Nelson has performed with musical legends including Wynton Marsalis and Aretha Franklin and Stephanie Mills and Billy Preston, as well as gospel singers Albertina Walker, the Barrett Sisters, Hezekiah Walker, Kirk Franklin, Dottie Peoples, Dorothy Norwood, Vanessa Bell Armstrong, Timothy Wright, Carlton Pearson, and Bobby Jones & New Life. Nelson also performs frequently with the Jewish Klezmer band The Klezmatics, and performed with the late jazz greats Cab Calloway and Dizzy Gillespie.

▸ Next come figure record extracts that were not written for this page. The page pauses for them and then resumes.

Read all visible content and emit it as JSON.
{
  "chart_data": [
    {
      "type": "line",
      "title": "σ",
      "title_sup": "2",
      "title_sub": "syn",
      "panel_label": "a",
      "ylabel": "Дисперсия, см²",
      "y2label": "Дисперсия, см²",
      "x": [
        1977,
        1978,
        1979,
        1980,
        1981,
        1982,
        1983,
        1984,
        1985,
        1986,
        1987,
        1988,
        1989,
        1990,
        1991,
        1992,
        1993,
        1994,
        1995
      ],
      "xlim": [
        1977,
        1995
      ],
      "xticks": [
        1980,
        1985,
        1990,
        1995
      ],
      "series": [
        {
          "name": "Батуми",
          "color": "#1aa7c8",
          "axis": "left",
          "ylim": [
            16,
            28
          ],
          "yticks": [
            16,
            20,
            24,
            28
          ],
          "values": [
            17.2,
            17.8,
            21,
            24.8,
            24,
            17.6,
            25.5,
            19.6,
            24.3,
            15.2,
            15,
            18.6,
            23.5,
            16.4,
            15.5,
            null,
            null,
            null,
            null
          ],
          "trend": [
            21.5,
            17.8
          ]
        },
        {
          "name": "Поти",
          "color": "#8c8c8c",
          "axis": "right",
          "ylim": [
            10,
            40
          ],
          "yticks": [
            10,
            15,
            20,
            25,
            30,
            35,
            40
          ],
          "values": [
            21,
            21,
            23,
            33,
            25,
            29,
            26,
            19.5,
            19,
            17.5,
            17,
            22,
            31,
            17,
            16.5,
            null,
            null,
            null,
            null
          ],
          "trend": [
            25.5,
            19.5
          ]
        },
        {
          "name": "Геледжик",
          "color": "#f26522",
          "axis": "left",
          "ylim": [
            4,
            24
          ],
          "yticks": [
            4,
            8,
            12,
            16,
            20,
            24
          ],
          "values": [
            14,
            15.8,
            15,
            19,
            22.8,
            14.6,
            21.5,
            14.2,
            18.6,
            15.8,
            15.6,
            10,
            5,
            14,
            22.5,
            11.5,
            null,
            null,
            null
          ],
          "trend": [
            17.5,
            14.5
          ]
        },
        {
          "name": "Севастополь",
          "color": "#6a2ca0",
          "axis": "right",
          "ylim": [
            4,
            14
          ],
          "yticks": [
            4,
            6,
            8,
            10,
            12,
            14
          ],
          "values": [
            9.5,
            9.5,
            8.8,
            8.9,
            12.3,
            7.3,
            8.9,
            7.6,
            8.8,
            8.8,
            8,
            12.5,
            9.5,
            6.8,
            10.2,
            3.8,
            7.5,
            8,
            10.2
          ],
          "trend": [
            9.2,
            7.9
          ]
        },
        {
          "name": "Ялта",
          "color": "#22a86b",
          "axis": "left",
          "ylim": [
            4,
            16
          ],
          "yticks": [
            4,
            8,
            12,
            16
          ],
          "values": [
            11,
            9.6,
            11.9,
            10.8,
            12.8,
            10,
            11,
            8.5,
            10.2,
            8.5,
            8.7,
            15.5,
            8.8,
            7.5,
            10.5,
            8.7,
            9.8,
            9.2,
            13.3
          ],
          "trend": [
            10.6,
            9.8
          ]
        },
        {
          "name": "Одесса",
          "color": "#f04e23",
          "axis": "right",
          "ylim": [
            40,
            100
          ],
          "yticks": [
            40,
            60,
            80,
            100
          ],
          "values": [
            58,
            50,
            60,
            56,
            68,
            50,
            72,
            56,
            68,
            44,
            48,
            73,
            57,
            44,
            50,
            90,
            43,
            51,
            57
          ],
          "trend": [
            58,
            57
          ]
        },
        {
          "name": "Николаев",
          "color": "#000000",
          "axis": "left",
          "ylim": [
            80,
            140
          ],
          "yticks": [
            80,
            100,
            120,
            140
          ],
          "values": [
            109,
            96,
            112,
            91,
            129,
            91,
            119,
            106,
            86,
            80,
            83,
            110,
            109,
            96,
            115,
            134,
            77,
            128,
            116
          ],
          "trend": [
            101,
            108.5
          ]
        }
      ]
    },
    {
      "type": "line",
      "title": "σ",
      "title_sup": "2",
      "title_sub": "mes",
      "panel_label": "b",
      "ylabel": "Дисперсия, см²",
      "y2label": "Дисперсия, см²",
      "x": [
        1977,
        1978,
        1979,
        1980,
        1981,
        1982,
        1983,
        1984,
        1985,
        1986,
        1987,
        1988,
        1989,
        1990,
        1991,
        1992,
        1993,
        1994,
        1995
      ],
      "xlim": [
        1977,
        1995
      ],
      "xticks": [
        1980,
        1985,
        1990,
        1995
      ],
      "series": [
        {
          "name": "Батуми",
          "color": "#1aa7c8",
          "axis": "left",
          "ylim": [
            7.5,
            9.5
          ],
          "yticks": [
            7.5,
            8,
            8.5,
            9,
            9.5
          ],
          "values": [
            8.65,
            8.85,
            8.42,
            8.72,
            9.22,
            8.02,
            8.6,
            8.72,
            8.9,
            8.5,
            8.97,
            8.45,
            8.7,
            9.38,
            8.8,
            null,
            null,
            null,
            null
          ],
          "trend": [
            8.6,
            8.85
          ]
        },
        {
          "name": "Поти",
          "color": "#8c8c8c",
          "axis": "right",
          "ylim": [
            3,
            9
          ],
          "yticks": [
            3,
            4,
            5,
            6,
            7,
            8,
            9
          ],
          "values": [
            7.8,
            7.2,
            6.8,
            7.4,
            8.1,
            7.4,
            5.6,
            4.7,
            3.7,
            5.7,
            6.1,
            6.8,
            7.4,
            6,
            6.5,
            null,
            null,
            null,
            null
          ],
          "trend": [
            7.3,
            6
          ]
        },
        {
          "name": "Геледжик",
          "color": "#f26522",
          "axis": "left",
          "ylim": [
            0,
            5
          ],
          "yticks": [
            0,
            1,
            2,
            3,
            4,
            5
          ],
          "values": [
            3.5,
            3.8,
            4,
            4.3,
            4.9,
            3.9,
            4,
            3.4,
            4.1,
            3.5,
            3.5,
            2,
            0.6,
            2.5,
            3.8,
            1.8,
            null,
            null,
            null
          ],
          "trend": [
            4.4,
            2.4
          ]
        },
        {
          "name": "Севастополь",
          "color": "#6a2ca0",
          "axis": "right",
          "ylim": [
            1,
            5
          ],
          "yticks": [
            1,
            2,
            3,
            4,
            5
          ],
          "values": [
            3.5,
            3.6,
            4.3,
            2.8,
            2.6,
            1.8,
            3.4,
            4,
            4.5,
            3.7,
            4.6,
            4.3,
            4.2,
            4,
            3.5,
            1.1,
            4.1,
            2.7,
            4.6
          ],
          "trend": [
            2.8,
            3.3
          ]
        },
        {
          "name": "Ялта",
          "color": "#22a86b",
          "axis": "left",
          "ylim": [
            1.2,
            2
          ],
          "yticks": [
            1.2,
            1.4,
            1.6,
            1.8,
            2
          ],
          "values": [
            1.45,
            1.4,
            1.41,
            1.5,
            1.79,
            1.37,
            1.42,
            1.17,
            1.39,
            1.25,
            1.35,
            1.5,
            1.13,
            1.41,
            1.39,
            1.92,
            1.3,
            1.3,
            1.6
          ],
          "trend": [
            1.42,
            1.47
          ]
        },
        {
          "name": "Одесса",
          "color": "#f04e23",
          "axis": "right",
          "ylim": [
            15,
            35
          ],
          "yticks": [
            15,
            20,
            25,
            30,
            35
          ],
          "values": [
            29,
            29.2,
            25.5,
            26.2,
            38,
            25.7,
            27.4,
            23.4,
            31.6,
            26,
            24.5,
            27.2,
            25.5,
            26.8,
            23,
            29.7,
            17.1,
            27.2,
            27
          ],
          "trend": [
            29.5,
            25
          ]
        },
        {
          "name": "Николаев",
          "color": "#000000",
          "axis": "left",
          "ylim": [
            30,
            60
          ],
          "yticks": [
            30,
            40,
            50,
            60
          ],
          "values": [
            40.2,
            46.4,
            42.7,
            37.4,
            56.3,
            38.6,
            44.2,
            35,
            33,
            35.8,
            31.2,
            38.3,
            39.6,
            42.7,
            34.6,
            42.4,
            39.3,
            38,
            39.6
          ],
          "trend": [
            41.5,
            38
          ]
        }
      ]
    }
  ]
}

Nelson sang before Swedish Prime Minister Göran Persson in 2001, and performed for an audience in Jerusalem that included then-Israeli Prime Minister Ariel Sharon.

===Film===
A film was made about Nelson entitled Keep on Walking: Joshua Nelson: The Jewish Gospel Singer (2000). It was voted Best Documentary in the Northampton Film Festival, and won the Best Film Award (the Paul Robeson Award) at the Newark Black Film Festival.

The film aired on PBS and affiliate networks nationally in 2003 and 2004. Internationally it aired on the national networks of Sweden, Denmark, France, Germany, the Netherlands, Japan, Israel, and Italy in 2003 and 2004.

===TV===
Nelson's TV credits include “A+ for Kids” on WWOR-TV; “SingSation,” a Gospel program taped in Chicago and broadcast nationally on CBS-TV (1995–97, 2005); and Black Entertainment Television's The Bobby Jones Gospel Hour (1995–2003). Nelson also appeared on The Oprah Winfrey Show, which aired October 2004 and December 2004. Alongside Jamie Foxx, Mr. Nelson was named by Oprah as “The Next Big Thing.”

In 2013, Nelson performed and was interviewed in part four of the BBC documentary The Story of the Jews. It was broadcast in the United Kingdom on BBC Two in September 2013, and in the United States on PBS in March and April 2014.